I was expecting a few different ideas, but their resounding response was: WE WANT TO LEARN ENGLISH!
They had different reasons for wanting to learn more English:
- being able to advance professionally
- feeling more comfortable in public spaces
- finally passing the U.S. citizenship test
- being able to communicate with their neighbors
- wanting to feel like they could stick up for themselves better
But they all wanted to start yesterday!
The next week we spent our time together thinking through how to solve some of the obvious challenges: no teacher, no books…The group nominated Alpha (a native English speaker) to start teaching the class and he graciously agreed. And then Julio (a native Spanish speaker that has learned a lot of English) stepped up to be his partner and translator. We decided to start with one class for one month and then evaluate.
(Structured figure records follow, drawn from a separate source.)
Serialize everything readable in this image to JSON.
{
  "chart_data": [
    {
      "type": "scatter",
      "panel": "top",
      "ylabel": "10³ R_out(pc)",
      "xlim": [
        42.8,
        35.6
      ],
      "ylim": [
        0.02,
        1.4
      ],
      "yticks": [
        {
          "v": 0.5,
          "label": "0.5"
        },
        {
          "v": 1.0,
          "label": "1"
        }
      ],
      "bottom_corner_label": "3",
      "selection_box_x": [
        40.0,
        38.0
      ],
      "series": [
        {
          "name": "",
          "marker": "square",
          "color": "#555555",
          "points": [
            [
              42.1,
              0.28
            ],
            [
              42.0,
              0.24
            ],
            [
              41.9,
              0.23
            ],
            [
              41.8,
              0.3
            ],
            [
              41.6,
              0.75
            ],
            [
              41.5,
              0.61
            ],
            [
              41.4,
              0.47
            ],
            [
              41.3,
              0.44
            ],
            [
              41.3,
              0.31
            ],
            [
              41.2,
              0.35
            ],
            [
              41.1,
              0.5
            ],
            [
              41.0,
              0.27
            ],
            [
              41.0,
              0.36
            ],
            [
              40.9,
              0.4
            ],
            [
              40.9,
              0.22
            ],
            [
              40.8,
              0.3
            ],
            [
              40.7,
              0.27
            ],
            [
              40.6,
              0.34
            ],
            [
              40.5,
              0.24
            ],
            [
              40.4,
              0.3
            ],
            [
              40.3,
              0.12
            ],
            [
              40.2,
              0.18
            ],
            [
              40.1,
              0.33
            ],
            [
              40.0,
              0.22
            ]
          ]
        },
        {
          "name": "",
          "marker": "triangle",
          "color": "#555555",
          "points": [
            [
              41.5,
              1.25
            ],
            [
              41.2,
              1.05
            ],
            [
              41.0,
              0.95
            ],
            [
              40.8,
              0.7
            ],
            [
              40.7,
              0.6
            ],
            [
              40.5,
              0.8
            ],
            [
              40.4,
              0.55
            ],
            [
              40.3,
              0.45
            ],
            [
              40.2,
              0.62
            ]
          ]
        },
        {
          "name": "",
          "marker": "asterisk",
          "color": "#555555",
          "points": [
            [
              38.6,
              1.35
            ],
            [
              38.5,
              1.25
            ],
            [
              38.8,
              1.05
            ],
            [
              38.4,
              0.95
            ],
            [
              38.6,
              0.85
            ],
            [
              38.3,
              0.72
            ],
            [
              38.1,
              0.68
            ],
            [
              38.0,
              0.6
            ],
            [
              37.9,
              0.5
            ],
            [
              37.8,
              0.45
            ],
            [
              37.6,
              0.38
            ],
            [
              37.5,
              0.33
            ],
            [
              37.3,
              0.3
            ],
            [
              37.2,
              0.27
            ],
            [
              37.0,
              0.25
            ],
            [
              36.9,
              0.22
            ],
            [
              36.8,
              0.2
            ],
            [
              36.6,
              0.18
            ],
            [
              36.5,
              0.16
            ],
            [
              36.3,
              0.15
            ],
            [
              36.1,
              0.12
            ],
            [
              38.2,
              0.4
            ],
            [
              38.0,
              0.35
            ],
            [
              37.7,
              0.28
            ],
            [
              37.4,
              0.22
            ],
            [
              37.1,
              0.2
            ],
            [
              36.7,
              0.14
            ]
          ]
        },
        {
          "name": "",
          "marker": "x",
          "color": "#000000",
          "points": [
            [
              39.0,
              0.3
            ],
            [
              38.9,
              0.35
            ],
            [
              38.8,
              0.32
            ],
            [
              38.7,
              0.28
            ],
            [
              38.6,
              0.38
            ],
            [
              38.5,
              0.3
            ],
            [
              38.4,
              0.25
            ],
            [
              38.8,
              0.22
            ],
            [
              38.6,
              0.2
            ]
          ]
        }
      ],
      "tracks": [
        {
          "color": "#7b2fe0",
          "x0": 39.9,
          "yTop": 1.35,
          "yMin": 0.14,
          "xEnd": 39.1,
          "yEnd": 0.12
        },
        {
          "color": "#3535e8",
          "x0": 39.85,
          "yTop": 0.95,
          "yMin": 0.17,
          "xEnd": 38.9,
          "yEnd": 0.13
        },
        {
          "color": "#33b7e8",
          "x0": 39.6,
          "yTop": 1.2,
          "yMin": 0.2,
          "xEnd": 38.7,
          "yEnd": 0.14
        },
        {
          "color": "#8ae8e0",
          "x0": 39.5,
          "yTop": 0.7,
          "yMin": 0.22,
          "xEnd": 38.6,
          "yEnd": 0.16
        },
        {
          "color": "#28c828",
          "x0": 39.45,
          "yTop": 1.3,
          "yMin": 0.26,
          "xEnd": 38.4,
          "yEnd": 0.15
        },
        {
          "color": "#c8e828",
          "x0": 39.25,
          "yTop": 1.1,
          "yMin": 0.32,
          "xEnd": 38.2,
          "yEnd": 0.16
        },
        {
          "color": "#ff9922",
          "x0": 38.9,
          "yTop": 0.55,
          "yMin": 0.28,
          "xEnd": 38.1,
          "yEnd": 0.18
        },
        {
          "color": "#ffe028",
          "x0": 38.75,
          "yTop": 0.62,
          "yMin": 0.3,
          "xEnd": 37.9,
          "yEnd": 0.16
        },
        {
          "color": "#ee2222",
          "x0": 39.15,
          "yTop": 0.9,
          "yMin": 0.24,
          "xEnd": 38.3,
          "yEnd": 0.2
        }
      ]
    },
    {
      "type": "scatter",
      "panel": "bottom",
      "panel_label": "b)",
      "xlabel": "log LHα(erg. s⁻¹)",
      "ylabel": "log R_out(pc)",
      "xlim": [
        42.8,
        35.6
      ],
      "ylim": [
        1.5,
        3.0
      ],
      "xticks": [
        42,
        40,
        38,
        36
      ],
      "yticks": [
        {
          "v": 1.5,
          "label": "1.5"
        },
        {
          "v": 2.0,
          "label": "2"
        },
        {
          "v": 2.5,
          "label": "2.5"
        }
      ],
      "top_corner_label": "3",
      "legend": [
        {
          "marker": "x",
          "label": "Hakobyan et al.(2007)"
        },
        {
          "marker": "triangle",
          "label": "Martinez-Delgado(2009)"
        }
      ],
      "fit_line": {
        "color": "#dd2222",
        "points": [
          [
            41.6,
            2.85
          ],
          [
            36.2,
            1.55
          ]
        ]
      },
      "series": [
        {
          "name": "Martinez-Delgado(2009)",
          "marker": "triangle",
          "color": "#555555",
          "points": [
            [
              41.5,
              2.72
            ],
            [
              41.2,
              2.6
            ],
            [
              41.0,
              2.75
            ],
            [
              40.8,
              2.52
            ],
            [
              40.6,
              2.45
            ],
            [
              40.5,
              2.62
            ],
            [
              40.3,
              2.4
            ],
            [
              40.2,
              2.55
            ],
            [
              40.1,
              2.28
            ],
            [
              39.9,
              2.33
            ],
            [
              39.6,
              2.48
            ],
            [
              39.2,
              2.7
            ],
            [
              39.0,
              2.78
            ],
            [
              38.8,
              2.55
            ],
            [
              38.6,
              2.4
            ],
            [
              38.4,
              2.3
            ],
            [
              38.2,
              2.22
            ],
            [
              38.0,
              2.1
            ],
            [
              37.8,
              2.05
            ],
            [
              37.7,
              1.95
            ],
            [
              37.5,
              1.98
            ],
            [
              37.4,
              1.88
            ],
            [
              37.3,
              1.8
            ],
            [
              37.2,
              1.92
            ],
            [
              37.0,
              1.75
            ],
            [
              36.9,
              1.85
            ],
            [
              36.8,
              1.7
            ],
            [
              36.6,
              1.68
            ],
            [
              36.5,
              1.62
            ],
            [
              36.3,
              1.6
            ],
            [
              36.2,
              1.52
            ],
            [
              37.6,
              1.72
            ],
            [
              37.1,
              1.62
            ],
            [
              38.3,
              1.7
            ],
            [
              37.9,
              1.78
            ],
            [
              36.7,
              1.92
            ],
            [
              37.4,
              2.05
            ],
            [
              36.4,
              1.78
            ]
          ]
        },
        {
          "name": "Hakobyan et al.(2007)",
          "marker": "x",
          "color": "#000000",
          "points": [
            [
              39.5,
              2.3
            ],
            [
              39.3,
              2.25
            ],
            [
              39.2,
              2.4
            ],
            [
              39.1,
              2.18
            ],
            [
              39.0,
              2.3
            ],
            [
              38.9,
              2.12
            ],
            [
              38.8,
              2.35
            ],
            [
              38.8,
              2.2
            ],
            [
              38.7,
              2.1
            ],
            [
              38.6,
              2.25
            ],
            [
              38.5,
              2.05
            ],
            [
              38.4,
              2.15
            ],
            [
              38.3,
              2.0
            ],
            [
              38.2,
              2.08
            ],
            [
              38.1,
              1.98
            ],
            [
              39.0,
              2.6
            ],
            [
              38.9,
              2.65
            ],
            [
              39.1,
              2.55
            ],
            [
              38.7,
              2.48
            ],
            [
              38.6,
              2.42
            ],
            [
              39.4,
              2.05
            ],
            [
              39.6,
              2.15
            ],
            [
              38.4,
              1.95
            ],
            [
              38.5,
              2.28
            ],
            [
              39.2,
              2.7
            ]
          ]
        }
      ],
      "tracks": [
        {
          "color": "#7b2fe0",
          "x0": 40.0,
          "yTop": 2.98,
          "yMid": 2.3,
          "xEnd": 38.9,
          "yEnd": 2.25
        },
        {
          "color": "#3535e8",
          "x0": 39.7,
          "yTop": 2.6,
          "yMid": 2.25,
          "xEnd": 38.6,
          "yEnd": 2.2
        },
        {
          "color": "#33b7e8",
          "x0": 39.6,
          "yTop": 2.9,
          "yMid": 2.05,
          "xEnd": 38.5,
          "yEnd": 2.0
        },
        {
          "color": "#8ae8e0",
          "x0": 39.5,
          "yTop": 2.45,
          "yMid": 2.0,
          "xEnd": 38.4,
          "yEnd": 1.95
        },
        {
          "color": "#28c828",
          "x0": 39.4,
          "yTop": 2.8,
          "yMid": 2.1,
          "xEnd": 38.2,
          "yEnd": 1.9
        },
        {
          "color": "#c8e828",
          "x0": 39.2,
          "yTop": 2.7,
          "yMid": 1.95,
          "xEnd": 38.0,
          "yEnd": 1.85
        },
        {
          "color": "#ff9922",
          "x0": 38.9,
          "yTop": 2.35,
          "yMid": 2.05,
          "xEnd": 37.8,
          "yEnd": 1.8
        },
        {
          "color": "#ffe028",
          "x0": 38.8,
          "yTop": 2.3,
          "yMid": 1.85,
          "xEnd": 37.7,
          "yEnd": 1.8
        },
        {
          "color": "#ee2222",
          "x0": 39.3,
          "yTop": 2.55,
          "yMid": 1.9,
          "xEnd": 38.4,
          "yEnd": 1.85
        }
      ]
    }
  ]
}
Fast forward to this past Tuesday — two of our regulars were working late (David and Martin) and one was caring for a sick child (Elizabeth) so they couldn’t make it and some new faces joined our conversation. Thank goodness for Hector and Maria! They jumped right in to get the new folks caught up on our conversation to date. There were lots of questions about how to begin with people starting from different levels and there being no books. I started to get worried these details would seem too overwhelming and some of my friends might get frustrated.
At that point, I stepped out of the room to check on-line how much a certain book would cost. When I got back, I saw Alpha and Julio starting a lesson on the ABC’s! Just like that, they had decided to worry about the structure of the class later and to instead focus on learning something useful that night. As Carlos A. said last week: “I want to walk out that door knowing one more thing than I walked in with. I don’t care if it’s only one word, but I want to learn something now!”
The group quickly rearranged the tables, passed out paper and pens to everyone and started writing and learning. The most amazing thing was that those that knew the alphabet started helping those that didn’t — everyone assumed the role of teacher. And when Carlos A. fessed up that even after hearing the letters spoken he couldn’t remember how to pronounce them, Carlos J. shared his phonetic version. Then, Martha P. suggested they all practice spelling their names, since that was something she admitted to never feeling comfortable doing. That led to small groups practicing spelling all kinds of words.
I’ve taught English in the U.S. and overseas and I’ve never been a part of such a powerful mutual learning experience. Rarely do classmates have enough trust with each other and their teachers to: admit they don’t understand — like Carlos A. bravely did — or make suggestions about what would be the most helpful thing to practice — like Martha P. did. In the end, we still don’t have books, but everyone left the room that night feeling like they had learned something useful and it was their neighbors that had taught them.